Kennan supported the Marshall Plan as not only a projection of American power but also a means of arming U.S. allies, while keeping potential threat-countries from developing. Similarly, since the beginning of the Ukraine War, the White House has been arming and funding Ukraine and has galvanized the E.U. and NATO, encouraging them to do the same. This provides the U.S. with a consensus of approval, as well as the moral high ground, while alleviating the economic costs of funding a war.
Kennan also opposed the rearmament of Germany, as he believed a powerful Germany could pose a threat to U.S. interests. In the context of the current conflict, international economic sanctions are being used to diminish the Kremlin’s operating budget, while fighting in Ukraine, prolonged by the arms and money sent by the U.S. and its allies, is draining Russia’s military might.
After the Korean War broke out, Kennan was in favor of containing China, the Soviet Union, and North Korea, but opposed sending U.S. troops across the 38th Parallel to invade North Korea. He feared that this strategy would cause the war to escalate.

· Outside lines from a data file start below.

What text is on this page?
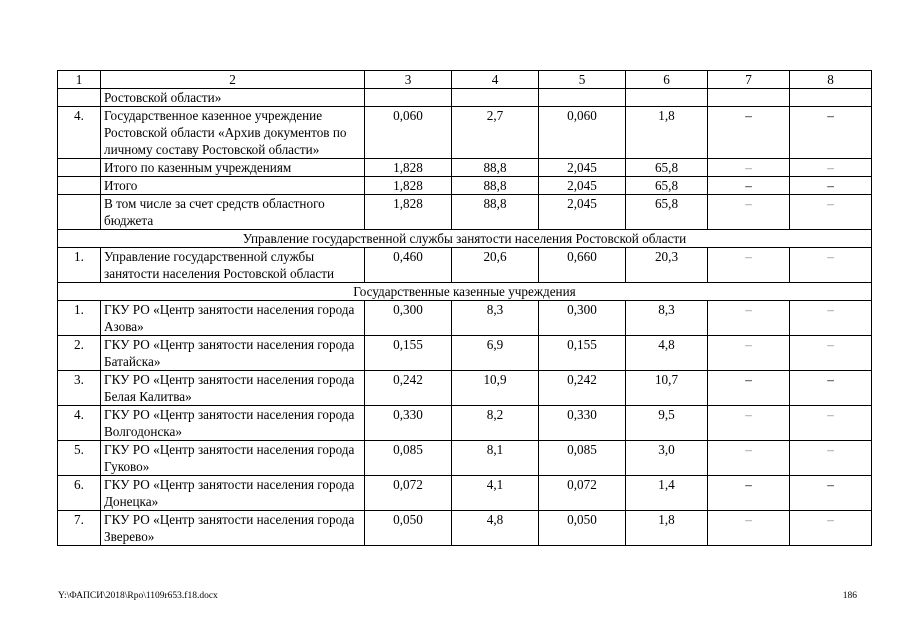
1	2	3	4	5	6	7	8
	Ростовской области»						
4.	Государственное казенное учреждение Ростовской области «Архив документов по личному составу Ростовской области»	0,060	2,7	0,060	1,8	–	–
	Итого по казенным учреждениям	1,828	88,8	2,045	65,8	–	–
	Итого	1,828	88,8	2,045	65,8	–	–
	В том числе за счет средств областного бюджета	1,828	88,8	2,045	65,8	–	–
Управление государственной службы занятости населения Ростовской области							
1.	Управление государственной службы занятости населения Ростовской области	0,460	20,6	0,660	20,3	–	–
Государственные казенные учреждения							
1.	ГКУ РО «Центр занятости населения города Азова»	0,300	8,3	0,300	8,3	–	–
2.	ГКУ РО «Центр занятости населения города Батайска»	0,155	6,9	0,155	4,8	–	–
3.	ГКУ РО «Центр занятости населения города Белая Калитва»	0,242	10,9	0,242	10,7	–	–
4.	ГКУ РО «Центр занятости населения города Волгодонска»	0,330	8,2	0,330	9,5	–	–
5.	ГКУ РО «Центр занятости населения города Гуково»	0,085	8,1	0,085	3,0	–	–
6.	ГКУ РО «Центр занятости населения города Донецка»	0,072	4,1	0,072	1,4	–	–
7.	ГКУ РО «Центр занятости населения города Зверево»	0,050	4,8	0,050	1,8	–	–
Y:\ФАПСИ\2018\Rpo\1109r653.f18.docx	186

And this leads to the second U.S. policy evident in Ukraine: Limited war, fighting without directly engaging the enemy in open combat.

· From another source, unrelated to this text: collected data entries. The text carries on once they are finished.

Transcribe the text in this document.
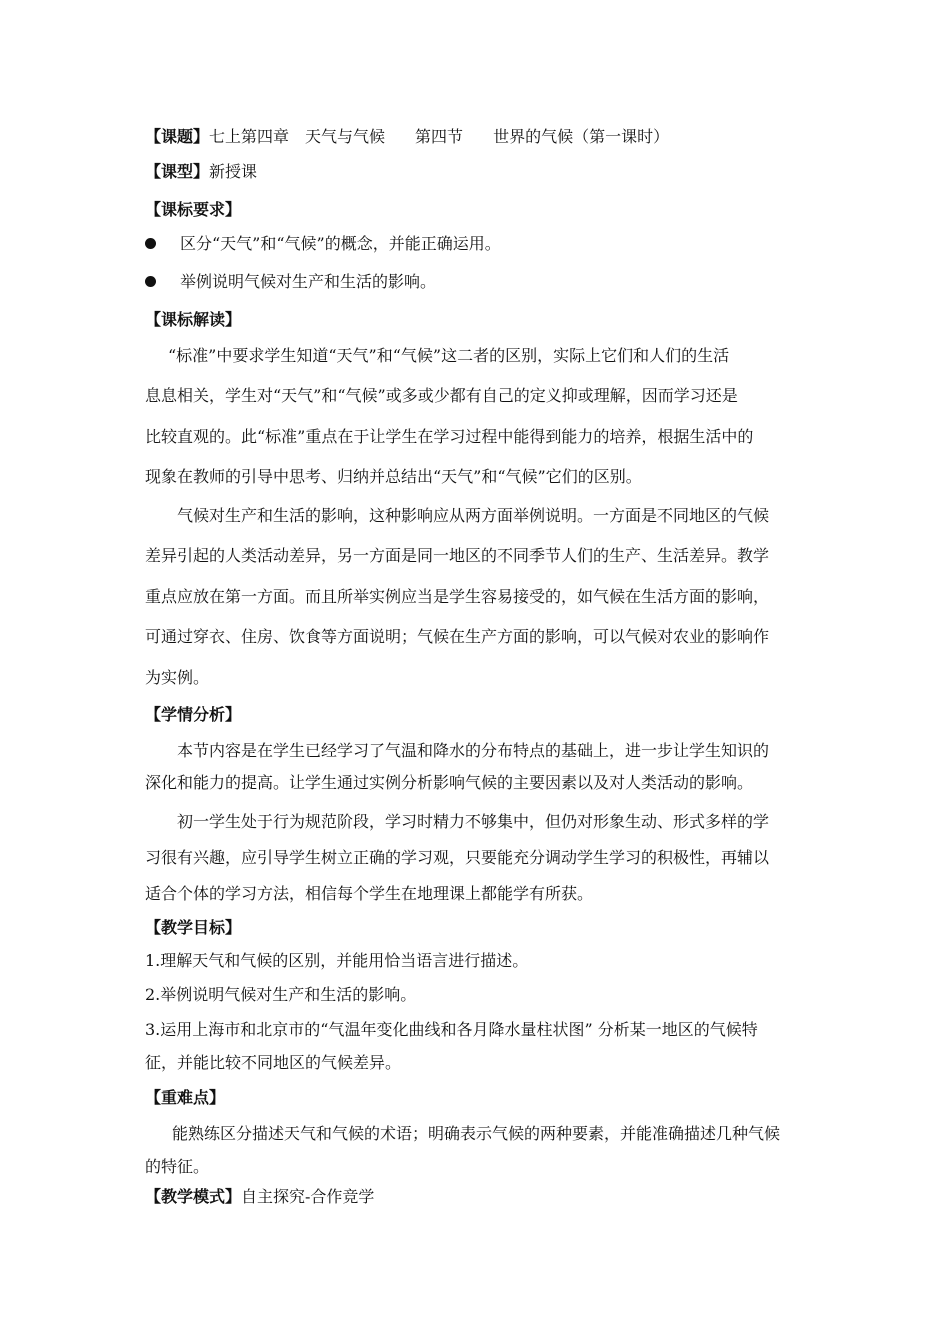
【课题】七上第四章 天气与气候 第四节 世界的气候（第一课时）
【课型】新授课
【课标要求】
区分“天气”和“气候”的概念，并能正确运用。
举例说明气候对生产和生活的影响。
【课标解读】
“标准”中要求学生知道“天气”和“气候”这二者的区别，实际上它们和人们的生活
息息相关，学生对“天气”和“气候”或多或少都有自己的定义抑或理解，因而学习还是
比较直观的。此“标准”重点在于让学生在学习过程中能得到能力的培养，根据生活中的
现象在教师的引导中思考、归纳并总结出“天气”和“气候”它们的区别。
气候对生产和生活的影响，这种影响应从两方面举例说明。一方面是不同地区的气候
差异引起的人类活动差异，另一方面是同一地区的不同季节人们的生产、生活差异。教学
重点应放在第一方面。而且所举实例应当是学生容易接受的，如气候在生活方面的影响，
可通过穿衣、住房、饮食等方面说明；气候在生产方面的影响，可以气候对农业的影响作
为实例。
【学情分析】
本节内容是在学生已经学习了气温和降水的分布特点的基础上，进一步让学生知识的
深化和能力的提高。让学生通过实例分析影响气候的主要因素以及对人类活动的影响。
初一学生处于行为规范阶段，学习时精力不够集中，但仍对形象生动、形式多样的学
习很有兴趣，应引导学生树立正确的学习观，只要能充分调动学生学习的积极性，再辅以
适合个体的学习方法，相信每个学生在地理课上都能学有所获。
【教学目标】
1.理解天气和气候的区别，并能用恰当语言进行描述。
2.举例说明气候对生产和生活的影响。
3.运用上海市和北京市的“气温年变化曲线和各月降水量柱状图” 分析某一地区的气候特
征，并能比较不同地区的气候差异。
【重难点】
能熟练区分描述天气和气候的术语；明确表示气候的两种要素，并能准确描述几种气候
的特征。
【教学模式】自主探究-合作竞学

Kennan’s “containment” strategy tasked the U.S. with redeeming the Soviet Union, by first containing and eventually breaking the Soviets. It was believed that once the Soviet Union fell, Russia’s leadership would come around to the Western way of thinking, embracing capitalism and democracy. Kennan was correct that containment would eventually bring down the Soviet Union. He was also correct that the country would transition to capitalism and at least nominally, to democracy. He had no way of predicting that there would be a Vladimir Putin, who would pursue the same, failed tactics as his Soviet predecessors.
The U.S. policies of containment and limited war were successful in countering the expansion of the Soviet Union. The Soviet zone of occupation, established after World War II, did not expand, and Western Europe remained free. The response to the Soviet invasion of Afghanistan showed that Washington had learned valuable lessons in Vietnam and Korea, namely, that limited war is best kept to financing and supporting a proxy army, rather than sending in U.S. troops. (This lesson had obviously been forgotten by the time of the U.S.’s 2001 intervention in Afghanistan.)

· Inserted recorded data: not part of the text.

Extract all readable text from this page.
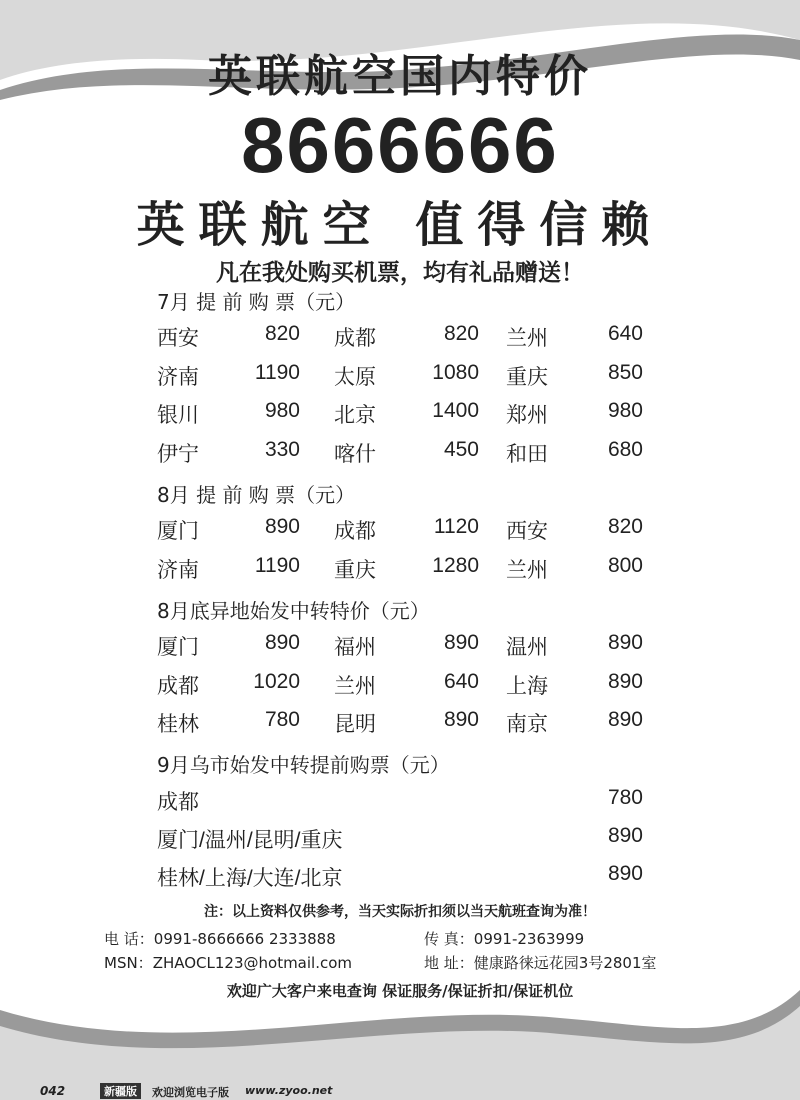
英联航空国内特价
8666666
英联航空 值得信赖
凡在我处购买机票，均有礼品赠送！
7月 提 前 购 票（元）
西安	820 成都	820 兰州	640
济南	1190 太原	1080 重庆	850
银川	980 北京	1400 郑州	980
伊宁	330 喀什	450 和田	680
8月 提 前 购 票（元）
厦门	890 成都	1120 西安	820
济南	1190 重庆	1280 兰州	800
8月底异地始发中转特价（元）
厦门	890 福州	890 温州	890
成都	1020 兰州	640 上海	890
桂林	780 昆明	890 南京	890
9月乌市始发中转提前购票（元）
成都	780
厦门/温州/昆明/重庆	890
桂林/上海/大连/北京	890
注：以上资料仅供参考，当天实际折扣须以当天航班查询为准！
电 话：0991-8666666 2333888	传 真：0991-2363999
MSN：ZHAOCL123@hotmail.com	地 址：健康路徕远花园3号2801室
欢迎广大客户来电查询 保证服务/保证折扣/保证机位
042	新疆版	欢迎浏览电子版 www.zyoo.net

Additionally, the U.S. dragged the Soviet Union into an arms race, which can also be seen as a kind of limited war, as the weapons were never used. The Kremlin, however, was forced to react, by spending money. U.S. funding and support for NATO, as well as positioning U.S. troops and weapons close to Soviet territory, escalated a Soviet military buildup, which led to economic decline and contributed to the eventual collapse of the Soviet Union.
Similarly, a protracted war in Ukraine, combined with sanctions, could break Russia’s economy and exhaust the Kremlin’s future ability to wage war or to expand its influence abroad.
So far, total monies which Biden has given or intends to give to Ukraine total around $40 billion. This is much cheaper than fighting an active war, such as in Korea or Vietnam. The Korean War cost the United States $495.43 billion in today’s dollars, plus 36,516 American deaths. The Vietnam War cost $1 trillion, in today’s dollars and resulted in 58,200 Americans losing their lives. In comparison, $40 billion is a bargain. What is more, no American, E.U. or NATO personnel have died. And, so far, because of the limited nature of U.S. and NATO involvement, Putin cannot claim concrete provocation or justification to launch attacks beyond the borders of Ukraine.